Meals: Breakfast, lunch and dinner


Day 9: Nauro - Ioribaiwa (approx. 5.5 hours)

After breakfast, we leave Nauro and continue the trek to Ioribaiwa. A quick survey of the perimeter at rest stops will reveal Australian weapon pits from fighting along the range. The trek past Japanese Camp, Japanese Ladder, cut by Japanese troops into the clayey soil, and Station 88, a probable site of a wartime carrier camp set in a clear and noticeably large kunai grassy patch used sometimes as a helicopter-landing pad. Another half hour takes us into Ofi Creek. Many sites were chosen by the Australians as suitable ambush positions and Ofi Creek was one of them. From Ofi, we head up to Ioribaiwa Ridge, the furthest point of the Japanese advance, which brought them within sight of their objective, Port Port Moresby. It is the location of wartime Ioribaiwa village, and the site of the Battle of Ioribaiwa, a final defensive battle fought by the Australians during the campaign. We tour the battle site then trek to our campsite at Ioribaiwa village.

Meals: Breakfast, lunch and dinner


Day 10: Ioribaiwa – Owers’ Corner (approx. 8 hours)

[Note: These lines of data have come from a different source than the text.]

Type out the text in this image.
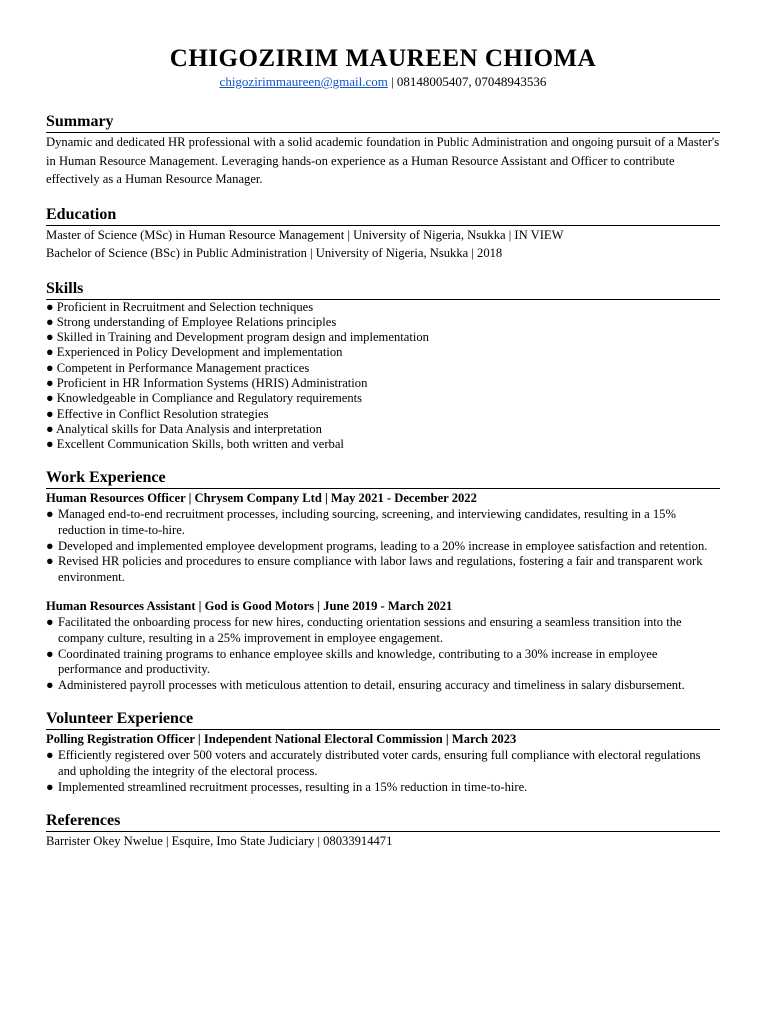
CHIGOZIRIM MAUREEN CHIOMA
chigozirimmaureen@gmail.com | 08148005407, 07048943536
Summary

Dynamic and dedicated HR professional with a solid academic foundation in Public Administration and ongoing pursuit of a Master's in Human Resource Management. Leveraging hands-on experience as a Human Resource Assistant and Officer to contribute effectively as a Human Resource Manager.

Education

Master of Science (MSc) in Human Resource Management | University of Nigeria, Nsukka | IN VIEW

Bachelor of Science (BSc) in Public Administration | University of Nigeria, Nsukka | 2018

Skills

● Proficient in Recruitment and Selection techniques

● Strong understanding of Employee Relations principles

● Skilled in Training and Development program design and implementation

● Experienced in Policy Development and implementation

● Competent in Performance Management practices

● Proficient in HR Information Systems (HRIS) Administration

● Knowledgeable in Compliance and Regulatory requirements

● Effective in Conflict Resolution strategies

● Analytical skills for Data Analysis and interpretation

● Excellent Communication Skills, both written and verbal

Work Experience

Human Resources Officer | Chrysem Company Ltd | May 2021 - December 2022

● Managed end-to-end recruitment processes, including sourcing, screening, and interviewing candidates, resulting in a 15% reduction in time-to-hire.
● Developed and implemented employee development programs, leading to a 20% increase in employee satisfaction and retention.
● Revised HR policies and procedures to ensure compliance with labor laws and regulations, fostering a fair and transparent work environment.

Human Resources Assistant | God is Good Motors | June 2019 - March 2021

● Facilitated the onboarding process for new hires, conducting orientation sessions and ensuring a seamless transition into the company culture, resulting in a 25% improvement in employee engagement.
● Coordinated training programs to enhance employee skills and knowledge, contributing to a 30% increase in employee performance and productivity.
● Administered payroll processes with meticulous attention to detail, ensuring accuracy and timeliness in salary disbursement.
Volunteer Experience

Polling Registration Officer | Independent National Electoral Commission | March 2023

● Efficiently registered over 500 voters and accurately distributed voter cards, ensuring full compliance with electoral regulations and upholding the integrity of the electoral process.
● Implemented streamlined recruitment processes, resulting in a 15% reduction in time-to-hire.
References

Barrister Okey Nwelue | Esquire, Imo State Judiciary | 08033914471
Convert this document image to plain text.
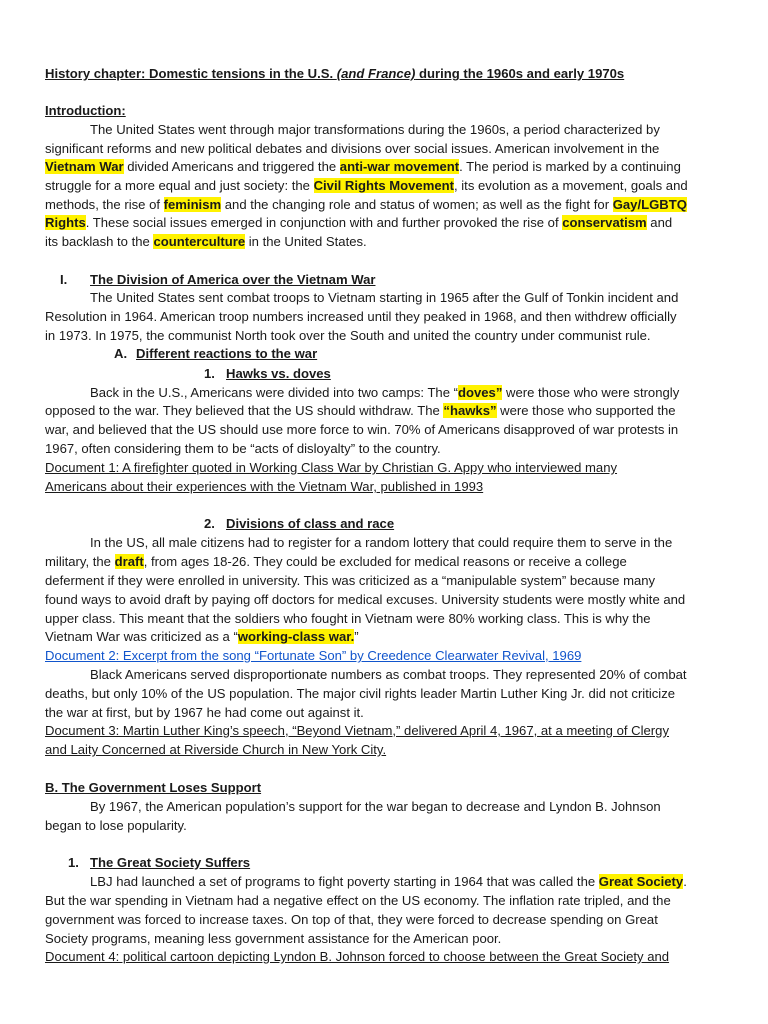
History chapter: Domestic tensions in the U.S. (and France) during the 1960s and early 1970s
Introduction:
The United States went through major transformations during the 1960s, a period characterized by
significant reforms and new political debates and divisions over social issues. American involvement in the
Vietnam War divided Americans and triggered the anti-war movement. The period is marked by a continuing
struggle for a more equal and just society: the Civil Rights Movement, its evolution as a movement, goals and
methods, the rise of feminism and the changing role and status of women; as well as the fight for Gay/LGBTQ
Rights. These social issues emerged in conjunction with and further provoked the rise of conservatism and
its backlash to the counterculture in the United States.
I. The Division of America over the Vietnam War
The United States sent combat troops to Vietnam starting in 1965 after the Gulf of Tonkin incident and
Resolution in 1964. American troop numbers increased until they peaked in 1968, and then withdrew officially
in 1973. In 1975, the communist North took over the South and united the country under communist rule.
A. Different reactions to the war
1. Hawks vs. doves
Back in the U.S., Americans were divided into two camps: The “doves” were those who were strongly
opposed to the war. They believed that the US should withdraw. The “hawks” were those who supported the
war, and believed that the US should use more force to win. 70% of Americans disapproved of war protests in
1967, often considering them to be “acts of disloyalty” to the country.
Document 1: A firefighter quoted in Working Class War by Christian G. Appy who interviewed many
Americans about their experiences with the Vietnam War, published in 1993
2. Divisions of class and race
In the US, all male citizens had to register for a random lottery that could require them to serve in the
military, the draft, from ages 18-26. They could be excluded for medical reasons or receive a college
deferment if they were enrolled in university. This was criticized as a “manipulable system” because many
found ways to avoid draft by paying off doctors for medical excuses. University students were mostly white and
upper class. This meant that the soldiers who fought in Vietnam were 80% working class. This is why the
Vietnam War was criticized as a “working-class war.”
Document 2: Excerpt from the song “Fortunate Son” by Creedence Clearwater Revival, 1969
Black Americans served disproportionate numbers as combat troops. They represented 20% of combat
deaths, but only 10% of the US population. The major civil rights leader Martin Luther King Jr. did not criticize
the war at first, but by 1967 he had come out against it.
Document 3: Martin Luther King’s speech, “Beyond Vietnam,” delivered April 4, 1967, at a meeting of Clergy
and Laity Concerned at Riverside Church in New York City.
B. The Government Loses Support
By 1967, the American population’s support for the war began to decrease and Lyndon B. Johnson
began to lose popularity.
1. The Great Society Suffers
LBJ had launched a set of programs to fight poverty starting in 1964 that was called the Great Society.
But the war spending in Vietnam had a negative effect on the US economy. The inflation rate tripled, and the
government was forced to increase taxes. On top of that, they were forced to decrease spending on Great
Society programs, meaning less government assistance for the American poor.
Document 4: political cartoon depicting Lyndon B. Johnson forced to choose between the Great Society and
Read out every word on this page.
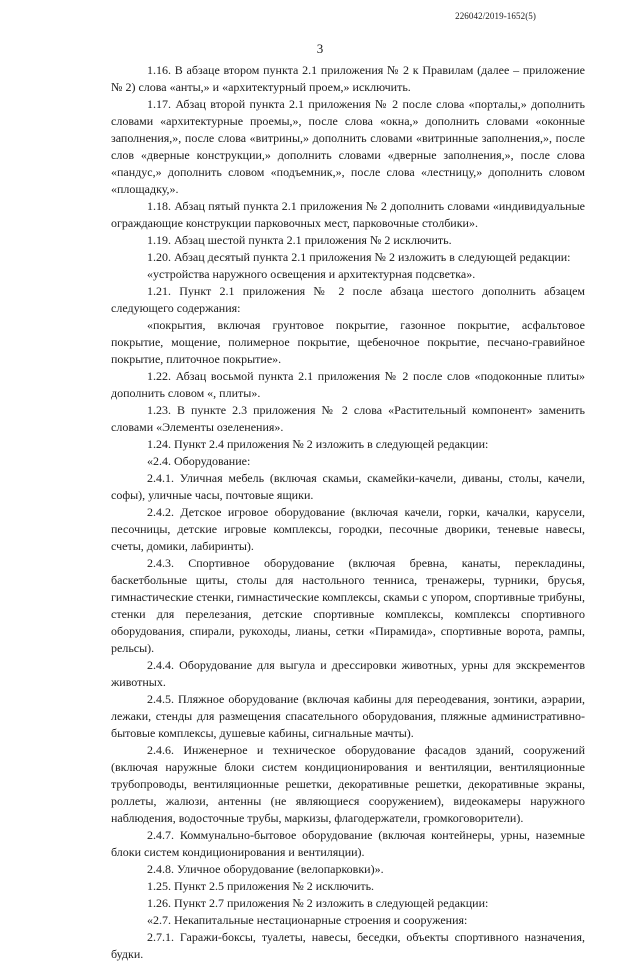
226042/2019-1652(5)
3

1.16. В абзаце втором пункта 2.1 приложения № 2 к Правилам (далее – приложение № 2) слова «анты,» и «архитектурный проем,» исключить.

1.17. Абзац второй пункта 2.1 приложения № 2 после слова «порталы,» дополнить словами «архитектурные проемы,», после слова «окна,» дополнить словами «оконные заполнения,», после слова «витрины,» дополнить словами «витринные заполнения,», после слов «дверные конструкции,» дополнить словами «дверные заполнения,», после слова «пандус,» дополнить словом «подъемник,», после слова «лестницу,» дополнить словом «площадку,».

1.18. Абзац пятый пункта 2.1 приложения № 2 дополнить словами «индивидуальные ограждающие конструкции парковочных мест, парковочные столбики».

1.19. Абзац шестой пункта 2.1 приложения № 2 исключить.

1.20. Абзац десятый пункта 2.1 приложения № 2 изложить в следующей редакции:

«устройства наружного освещения и архитектурная подсветка».

1.21. Пункт 2.1 приложения № 2 после абзаца шестого дополнить абзацем следующего содержания:

«покрытия, включая грунтовое покрытие, газонное покрытие, асфальтовое покрытие, мощение, полимерное покрытие, щебеночное покрытие, песчано-гравийное покрытие, плиточное покрытие».

1.22. Абзац восьмой пункта 2.1 приложения № 2 после слов «подоконные плиты» дополнить словом «, плиты».

1.23. В пункте 2.3 приложения № 2 слова «Растительный компонент» заменить словами «Элементы озеленения».

1.24. Пункт 2.4 приложения № 2 изложить в следующей редакции:

«2.4. Оборудование:

2.4.1. Уличная мебель (включая скамьи, скамейки-качели, диваны, столы, качели, софы), уличные часы, почтовые ящики.

2.4.2. Детское игровое оборудование (включая качели, горки, качалки, карусели, песочницы, детские игровые комплексы, городки, песочные дворики, теневые навесы, счеты, домики, лабиринты).

2.4.3. Спортивное оборудование (включая бревна, канаты, перекладины, баскетбольные щиты, столы для настольного тенниса, тренажеры, турники, брусья, гимнастические стенки, гимнастические комплексы, скамьи с упором, спортивные трибуны, стенки для перелезания, детские спортивные комплексы, комплексы спортивного оборудования, спирали, рукоходы, лианы, сетки «Пирамида», спортивные ворота, рампы, рельсы).

2.4.4. Оборудование для выгула и дрессировки животных, урны для экскрементов животных.

2.4.5. Пляжное оборудование (включая кабины для переодевания, зонтики, аэрарии, лежаки, стенды для размещения спасательного оборудования, пляжные административно-бытовые комплексы, душевые кабины, сигнальные мачты).

2.4.6. Инженерное и техническое оборудование фасадов зданий, сооружений (включая наружные блоки систем кондиционирования и вентиляции, вентиляционные трубопроводы, вентиляционные решетки, декоративные решетки, декоративные экраны, роллеты, жалюзи, антенны (не являющиеся сооружением), видеокамеры наружного наблюдения, водосточные трубы, маркизы, флагодержатели, громкоговорители).

2.4.7. Коммунально-бытовое оборудование (включая контейнеры, урны, наземные блоки систем кондиционирования и вентиляции).

2.4.8. Уличное оборудование (велопарковки)».

1.25. Пункт 2.5 приложения № 2 исключить.

1.26. Пункт 2.7 приложения № 2 изложить в следующей редакции:

«2.7. Некапитальные нестационарные строения и сооружения:

2.7.1. Гаражи-боксы, туалеты, навесы, беседки, объекты спортивного назначения, будки.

Today is our last day on the trail. We leave Ioribaiwa and trek to the finish at Owers’ Corner. From the village, we head down steep slopes to Ua-Ule Creek, which we cross back and forth around a dozen times. We continue past Ua-Ule, the site of Dump 44 supply dump which was relocated to Dump 66 near Goodwater campsite after the Japanese occupation of Ioribaiwa, and trek up to Imita Ridge. At the top of the ridge, we tour the site which the Australians defended after withdrawing along the trail, before going on the advance against the Japanese who stopped on the opposite ridge at Ioribaiwa. After Imita, we trek down the famous Golden Stairs built by Australian engineers and Papuan labourers to make climbing to the top of the ridge easier, to Goodwater where the poem “Fuzzy Wuzzy Angels” by Sapper Bert Beros was said to have been written. We hear the poem at the location before trekking past Dump 66, the abandoned Uberi village, and Goldie River. We cross Goldie River with the help of our porters before making the last and final climb to the finish at Owers’ Corner. At the finish, we are ushered through the Kokoda arches and congratulated by our porters before travelling by road back to Port Moresby. Enroute, we tour Mcdonald’s Corner, the original road head of the Kokoda Trail in World War II, and Bomana War Cemetery, the largest war cemetery in the Pacific. Tonight is our last night in PNG before leaving the next day.